Barry Ritholtz at the Big Picture has a great piece that asks, "Is McKinsey & Co The Root of All Evil?" This is the managment consultancy that advised AT&T (Bell Labs, a subsidiary, invented mobiles) that there wasn’t too much of a future in the whole mobile thing. Well done lads! Oh and yes, as TBP highlights, our brave boys popped into Enron before it blew up, their advice to General Electric cost the best part of a billion and amongst other crackers their advice to NY to aggressively underwrite more derivatives business to compete with London almost resulted in the entire financial system being blown back to the stone age. You genuinely couldn't make it all up.

In a rational world companies would be forced to issue a profit warning just as soon as these idiots turn up. As a business model though, it takes some beating. They arrive in the place of work, are given carte blanche access to years of experience and intellectual property by the companies board  and then having sucked the brains of the clever and creative people dry, they then write a report. Then, they move on with all that intellectual property which would otherwise take decades to build. It's an insane system from the clients perspective.


This of course,  is a subject best discussed at length with a decent claret. Sharp knives and firearms however, should be kept well away from the participants lest rage overcome them and they either stab themselves in frustration at the stupidity of companies that hire consultants, or they rise from their chairs and attempt to seek out these arrogant miscreants who’s presence in a company is not dissimilar to the effect enjoyed by SE Asian jungles being sprayed with Agent Orange.

Usually, the consultants are called in by the CEO or Chairman of a company largely on the basis that the boss needs some intellectual basis to help him persuade his board to agree to a decision that he’s already made. The boss simply calls his chum from the consultancy who he shared a room with at College who then dispatches some 25 year old minions to examine the problem, largely ignore what they are told by the company’s own experienced experts, and who then present the pre ordained report to the board. The same rules largely apply to the CEO’s investment banking advisors with whom he was also probably at school with.

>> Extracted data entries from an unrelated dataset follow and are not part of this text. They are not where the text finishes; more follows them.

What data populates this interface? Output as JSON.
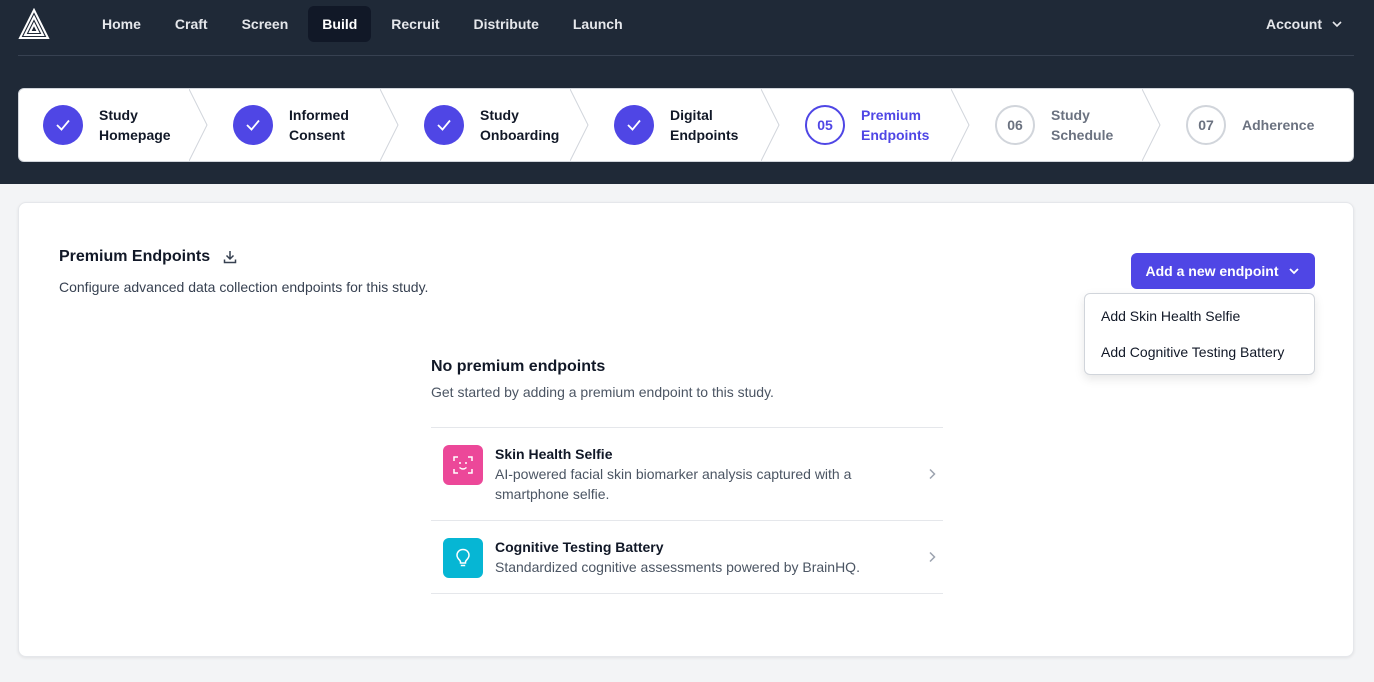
{
  "nav": {
    "logo_icon": "triangle-logo-icon",
    "items": [
      {
        "label": "Home"
      },
      {
        "label": "Craft"
      },
      {
        "label": "Screen"
      },
      {
        "label": "Build",
        "active": true
      },
      {
        "label": "Recruit"
      },
      {
        "label": "Distribute"
      },
      {
        "label": "Launch"
      }
    ],
    "account_label": "Account"
  },
  "stepper": {
    "steps": [
      {
        "line1": "Study",
        "line2": "Homepage",
        "state": "done"
      },
      {
        "line1": "Informed",
        "line2": "Consent",
        "state": "done"
      },
      {
        "line1": "Study",
        "line2": "Onboarding",
        "state": "done"
      },
      {
        "line1": "Digital",
        "line2": "Endpoints",
        "state": "done"
      },
      {
        "number": "05",
        "line1": "Premium",
        "line2": "Endpoints",
        "state": "current"
      },
      {
        "number": "06",
        "line1": "Study",
        "line2": "Schedule",
        "state": "todo"
      },
      {
        "number": "07",
        "line1": "Adherence",
        "line2": "",
        "state": "todo"
      }
    ]
  },
  "page": {
    "title": "Premium Endpoints",
    "subtitle": "Configure advanced data collection endpoints for this study.",
    "add_button_label": "Add a new endpoint",
    "dropdown": [
      {
        "label": "Add Skin Health Selfie"
      },
      {
        "label": "Add Cognitive Testing Battery"
      }
    ],
    "empty_title": "No premium endpoints",
    "empty_subtitle": "Get started by adding a premium endpoint to this study.",
    "endpoints": [
      {
        "name": "Skin Health Selfie",
        "description": "AI-powered facial skin biomarker analysis captured with a smartphone selfie.",
        "icon": "face-scan-icon",
        "color": "#ec4899"
      },
      {
        "name": "Cognitive Testing Battery",
        "description": "Standardized cognitive assessments powered by BrainHQ.",
        "icon": "lightbulb-icon",
        "color": "#06b6d4"
      }
    ]
  },
  "colors": {
    "accent": "#4f46e5",
    "nav_bg": "#1f2937"
  }
}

Obviously, it’s not easy to have an enlightened view like my own unless you have first hand experience of how these genius’s work. Don’t worry; I’m here to help. While working for an investment bank I welcomed the presence of the 25 year olds on my trading floor with the unbridled joy I would normally reserve for a diagnosis of genital warts. Actually, these boys did listen for the three weeks they were with us and disappeared to write, much to the boards horror, a not unfair commentary of the business. Unfortunately, they somewhat carelessly forgot the original instruction and were sent away to redraft it.

A reasonably profitable and healthy, if somewhat vanilla, business was then shut down and assets redeployed to New York where apparently there was a lot more money to be made, “in the mortgage business.” Yes, German banks and consultants from New England really can be that stupid.

It should be a mandatory for any public company hiring consultants to give full and timely disclosure to the market to give wiser, if battle weary, shareholders the chance to get out of Dodge before the next weapons grade cock-up.